Maybe this is a case of both/and. Nature and nurture are fighting it out over which presents Santa should bring. I have raised both boys and girls and made every effort to introduce cross-gender toys to my children two decades ago. (Don’t all mental health professionals experiment on their own children a little?). It didn’t work very well with my son. The only use he had for a boy cabbage patch doll we called Buddy was holding it by the legs and smashing Buddy’s head into his bedroom door when he was “timed out” for hitting his sister. Thankfully, he is now a wonderful, kind young man in his mid-twenties but he was a bit of a handful when he was five. His sister, meanwhile, was a little more flexible in her choices, though she never thought much of the beautiful yellow Tonka truck we gave her to play within the sandbox, preferring to create elaborate make-believe adventures for her menagerie of stuffed animals.

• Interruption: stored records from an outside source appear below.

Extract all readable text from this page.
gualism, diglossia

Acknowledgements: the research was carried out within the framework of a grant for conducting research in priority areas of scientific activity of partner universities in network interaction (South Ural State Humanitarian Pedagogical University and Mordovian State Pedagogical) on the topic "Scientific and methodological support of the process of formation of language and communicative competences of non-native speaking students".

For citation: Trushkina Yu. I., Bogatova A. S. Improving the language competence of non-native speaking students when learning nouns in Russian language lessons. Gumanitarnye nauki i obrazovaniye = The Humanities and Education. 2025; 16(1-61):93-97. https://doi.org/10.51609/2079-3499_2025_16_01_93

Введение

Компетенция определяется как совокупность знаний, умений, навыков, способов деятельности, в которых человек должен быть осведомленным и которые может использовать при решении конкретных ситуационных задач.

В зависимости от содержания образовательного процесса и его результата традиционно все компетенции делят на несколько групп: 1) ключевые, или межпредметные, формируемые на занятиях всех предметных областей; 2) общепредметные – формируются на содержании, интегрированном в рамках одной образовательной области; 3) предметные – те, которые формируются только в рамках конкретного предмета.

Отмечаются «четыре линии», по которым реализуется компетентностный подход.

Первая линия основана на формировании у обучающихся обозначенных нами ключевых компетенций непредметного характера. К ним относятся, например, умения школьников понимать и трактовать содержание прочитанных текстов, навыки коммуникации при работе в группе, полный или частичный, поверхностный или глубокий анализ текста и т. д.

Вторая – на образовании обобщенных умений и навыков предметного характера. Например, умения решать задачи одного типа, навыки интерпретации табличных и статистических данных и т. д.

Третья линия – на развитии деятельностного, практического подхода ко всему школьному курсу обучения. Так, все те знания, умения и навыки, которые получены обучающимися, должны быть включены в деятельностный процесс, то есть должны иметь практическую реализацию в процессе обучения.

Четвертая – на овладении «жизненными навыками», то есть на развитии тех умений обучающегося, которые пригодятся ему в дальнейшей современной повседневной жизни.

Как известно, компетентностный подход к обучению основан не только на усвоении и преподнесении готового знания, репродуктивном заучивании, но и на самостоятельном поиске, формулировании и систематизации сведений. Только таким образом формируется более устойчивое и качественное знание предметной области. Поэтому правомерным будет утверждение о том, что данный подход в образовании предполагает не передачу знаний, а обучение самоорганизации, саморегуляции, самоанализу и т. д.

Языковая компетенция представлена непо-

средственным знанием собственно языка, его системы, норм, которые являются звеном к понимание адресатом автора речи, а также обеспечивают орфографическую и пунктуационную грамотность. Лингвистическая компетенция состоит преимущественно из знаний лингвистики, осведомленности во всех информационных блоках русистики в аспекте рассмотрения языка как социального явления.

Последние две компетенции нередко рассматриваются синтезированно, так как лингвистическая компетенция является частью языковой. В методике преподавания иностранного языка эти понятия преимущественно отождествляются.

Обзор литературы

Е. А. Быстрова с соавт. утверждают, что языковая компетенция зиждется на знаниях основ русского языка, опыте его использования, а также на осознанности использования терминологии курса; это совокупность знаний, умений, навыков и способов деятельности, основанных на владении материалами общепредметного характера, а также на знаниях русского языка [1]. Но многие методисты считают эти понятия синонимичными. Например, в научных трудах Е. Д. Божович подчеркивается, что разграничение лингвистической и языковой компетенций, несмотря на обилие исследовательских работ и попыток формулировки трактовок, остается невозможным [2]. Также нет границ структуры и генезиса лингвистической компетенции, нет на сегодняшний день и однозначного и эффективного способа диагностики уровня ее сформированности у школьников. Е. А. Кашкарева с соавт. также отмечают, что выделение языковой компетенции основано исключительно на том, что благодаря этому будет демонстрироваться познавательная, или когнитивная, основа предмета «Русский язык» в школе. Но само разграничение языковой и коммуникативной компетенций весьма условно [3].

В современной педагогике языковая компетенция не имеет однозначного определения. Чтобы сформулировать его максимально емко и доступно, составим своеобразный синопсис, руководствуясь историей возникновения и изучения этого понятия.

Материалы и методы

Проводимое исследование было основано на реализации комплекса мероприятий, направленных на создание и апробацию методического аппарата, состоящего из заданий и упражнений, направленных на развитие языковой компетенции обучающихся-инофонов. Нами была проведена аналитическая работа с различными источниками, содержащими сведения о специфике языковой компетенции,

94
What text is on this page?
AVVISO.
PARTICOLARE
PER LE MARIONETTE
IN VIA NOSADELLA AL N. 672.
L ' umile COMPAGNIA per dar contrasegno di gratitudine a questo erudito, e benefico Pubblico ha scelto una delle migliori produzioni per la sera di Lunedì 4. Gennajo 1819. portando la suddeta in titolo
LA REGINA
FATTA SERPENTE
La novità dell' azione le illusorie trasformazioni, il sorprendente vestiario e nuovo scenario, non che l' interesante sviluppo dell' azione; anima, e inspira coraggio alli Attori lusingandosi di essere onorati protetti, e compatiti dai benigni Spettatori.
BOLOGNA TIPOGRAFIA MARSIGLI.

All of this brings me back to those flyers and poor ol’ Santa making his rounds in December. We parents appear to be both instigators of what our children receive and potential authors of a new future. The problem is that most of us still hold the belief that some toys are for boys, and some are for girls. Santa, and his elves who print the flyers, are just following our lead.

References

Dinella, L. M. & Weisgram, E. S. (2018). Gender-typing of children’s toys: Causes, consequences, and correlates. Sex Roles, 79, 253-259.

Kollmayer, M., Schultes, M., Schober, B., Hodosi, T., & Spiel, C. (2018). Parents’ judgments about the desirability of toys for their children: Associations with gender role attitudes, gender-typing of toys, and demographics. Sex Roles, 79, 329-341.